La première fois que j'ai vu les esquisses pour la Troisième Symphonie
d'Elgar Payne, c'était à la fin du livre de W H Reed intitulé
Elgar as I Knew Him (Elgar tel que je le connaissais).
Une grande partie de ses pages les plus importantes y sont reproduites en facsimilé, et
j'ai immédiatement été fasciné par la puissance et la vitalité
de la musique. Elle jaillissait de la page, et bien que la plupart des esquisses se soient
trouvées sur une partition réduite, avec une petite poignée d'indications
instrumentales, j'ai tout de suite commencé à entendre les sons de l'orchestre dans
ma tête.
Je savais que sur son lit de mort, Elgar avait mis un embargo sur toute tentative d'achever
son oeuvre, sur ce qu'il nommait des "retouches"; mais je ressentais que cela ne pouvait pas
m'empêcher de réfléchir à ces esquisses dans l'intimité de
ma chambre, et je pris l'habitude de les suivre, aidé par les explications de Reed sur la
façon dont il les jouait sur son violon lorsque Elgar l'accompagnait au piano.

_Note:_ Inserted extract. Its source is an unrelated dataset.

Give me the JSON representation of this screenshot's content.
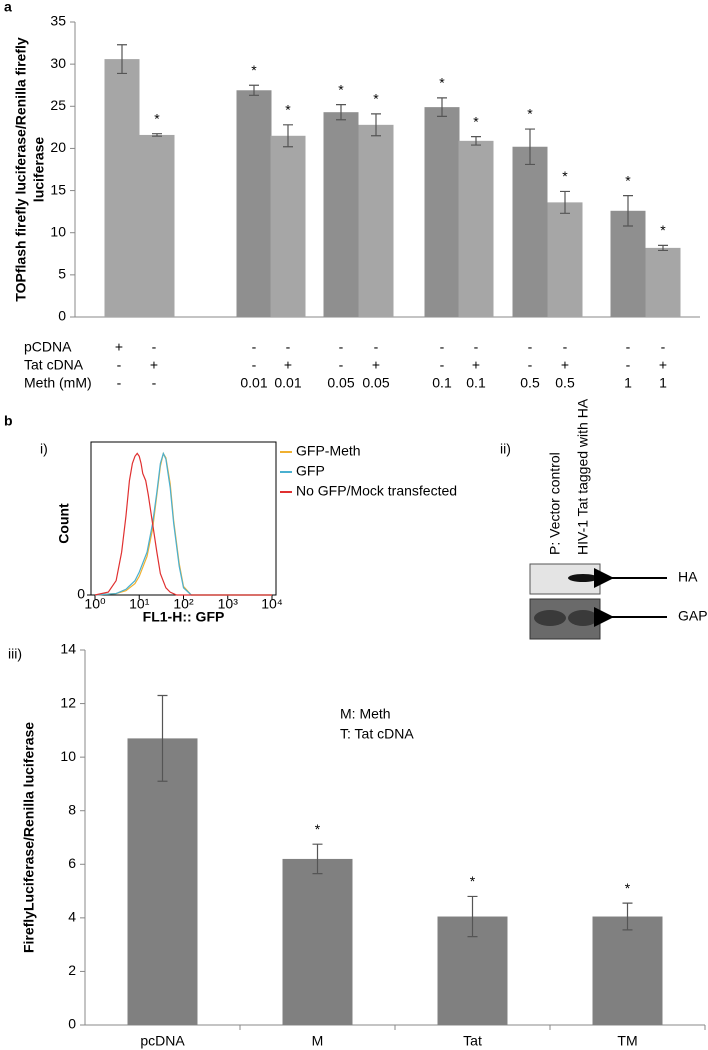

Pour moi,
c'était de la musique qui semblait me montrer Elgar dans un envol d'inspiration, et cela
faisait mentir l'opinion reçue selon laquelle il avait perdu toutes ses forces après
la mort de sa femme.
L'histoire de la symphonie a été très bien documentée, mais
il n'est pas inutile de réitérer les données de base. George Bernard
Shaw, un vieil ami d'Elgar, avait souvent harcelé celui-ci pour qu'il produise une
troisième symphonie, et il repartit à la charge au début de 1932, en lui
suggérant qu'il y avait la possibilité que l'on puisse persuader la BBC de la
commander. Elgar mordit presque a l'hameçon cette fois-ci. Il venait d'orchestrer la
Marche Funèbre de Chopin, et lorsqu'un critique lui avait
demandé si l'on pouvait orchestrer le reste de la sonate de Chopin pour en faire une
symphonie, il avait répondu qu'il allait bientôt en faire une lui-même.

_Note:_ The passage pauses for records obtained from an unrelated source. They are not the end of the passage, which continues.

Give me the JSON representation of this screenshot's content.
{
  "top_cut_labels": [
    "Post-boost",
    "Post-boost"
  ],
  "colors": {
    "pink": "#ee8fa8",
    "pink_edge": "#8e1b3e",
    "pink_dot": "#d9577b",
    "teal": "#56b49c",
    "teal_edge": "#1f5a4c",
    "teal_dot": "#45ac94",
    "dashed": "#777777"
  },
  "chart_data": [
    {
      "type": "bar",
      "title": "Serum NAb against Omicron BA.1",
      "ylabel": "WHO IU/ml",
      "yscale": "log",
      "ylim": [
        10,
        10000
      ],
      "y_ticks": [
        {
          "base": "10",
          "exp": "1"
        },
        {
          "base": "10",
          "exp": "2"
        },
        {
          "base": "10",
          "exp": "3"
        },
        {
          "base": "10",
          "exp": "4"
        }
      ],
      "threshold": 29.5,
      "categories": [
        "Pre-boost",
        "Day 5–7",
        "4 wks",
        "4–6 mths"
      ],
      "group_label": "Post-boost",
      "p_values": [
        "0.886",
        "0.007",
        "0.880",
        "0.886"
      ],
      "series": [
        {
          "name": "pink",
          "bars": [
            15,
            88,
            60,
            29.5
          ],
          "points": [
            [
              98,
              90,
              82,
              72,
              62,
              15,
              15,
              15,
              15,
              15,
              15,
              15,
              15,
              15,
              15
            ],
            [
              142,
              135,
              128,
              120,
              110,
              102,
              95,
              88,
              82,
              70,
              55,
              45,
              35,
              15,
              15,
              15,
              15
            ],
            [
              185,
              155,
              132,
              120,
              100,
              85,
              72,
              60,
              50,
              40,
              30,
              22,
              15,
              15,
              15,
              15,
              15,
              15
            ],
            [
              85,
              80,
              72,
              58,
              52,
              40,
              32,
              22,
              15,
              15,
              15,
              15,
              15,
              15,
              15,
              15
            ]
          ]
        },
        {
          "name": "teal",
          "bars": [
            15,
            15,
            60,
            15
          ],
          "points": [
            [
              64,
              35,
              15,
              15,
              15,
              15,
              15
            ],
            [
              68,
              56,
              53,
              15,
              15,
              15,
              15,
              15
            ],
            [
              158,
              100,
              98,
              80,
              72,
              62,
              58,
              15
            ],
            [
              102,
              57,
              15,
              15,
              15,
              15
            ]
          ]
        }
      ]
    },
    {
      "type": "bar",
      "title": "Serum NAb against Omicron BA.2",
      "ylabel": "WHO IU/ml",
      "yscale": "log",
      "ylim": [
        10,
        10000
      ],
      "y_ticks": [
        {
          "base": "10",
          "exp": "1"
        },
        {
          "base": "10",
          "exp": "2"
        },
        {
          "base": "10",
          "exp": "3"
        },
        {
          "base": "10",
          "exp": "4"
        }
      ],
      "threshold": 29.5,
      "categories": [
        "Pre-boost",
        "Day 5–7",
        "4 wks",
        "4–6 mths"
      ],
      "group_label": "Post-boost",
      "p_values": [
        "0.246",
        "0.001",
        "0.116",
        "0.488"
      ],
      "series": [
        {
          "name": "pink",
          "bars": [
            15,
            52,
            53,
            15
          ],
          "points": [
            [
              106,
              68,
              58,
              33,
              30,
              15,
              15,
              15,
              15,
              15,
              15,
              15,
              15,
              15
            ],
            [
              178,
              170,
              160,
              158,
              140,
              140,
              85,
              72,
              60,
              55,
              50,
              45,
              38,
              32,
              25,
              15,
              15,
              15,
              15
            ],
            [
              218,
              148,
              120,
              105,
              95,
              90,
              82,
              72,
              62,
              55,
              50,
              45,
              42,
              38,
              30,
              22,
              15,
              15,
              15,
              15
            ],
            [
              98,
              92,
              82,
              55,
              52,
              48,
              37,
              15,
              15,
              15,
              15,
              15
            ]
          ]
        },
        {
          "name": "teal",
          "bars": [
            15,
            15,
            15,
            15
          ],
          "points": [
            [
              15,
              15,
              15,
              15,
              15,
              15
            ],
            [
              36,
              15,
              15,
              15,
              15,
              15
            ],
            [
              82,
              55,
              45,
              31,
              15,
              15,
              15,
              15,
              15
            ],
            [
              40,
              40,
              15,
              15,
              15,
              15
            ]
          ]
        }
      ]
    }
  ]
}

L'histoire prit de plus grandes proportions: les journaux s'en emparèrent, Shaw fit des
cajoleries à la BBC, et Elgar affirma même avoir 'ecrit' la symphonie lorsqu'on le
questionna au Festival des Trois Chorales de cette année-là. Les compositeurs
peuvent impliquer des choses très différentes, lorsqu'ils affirment avoir 'ecrit'
quelque chose, mais on peut présumer qu'une grande partie de la symphonie était
déjà claire dans sa tête. Il ne lui manquait plus qu'un peu de temps pour
mettre tout cela sur papier. En décembre, la BBC finit par annoncer officiellement qu'elle
avait commissionné la symphonie, et on peut affirmer qu'Elgar accorda un grand
sérieux a son oeuvre à partir de ce moment-là.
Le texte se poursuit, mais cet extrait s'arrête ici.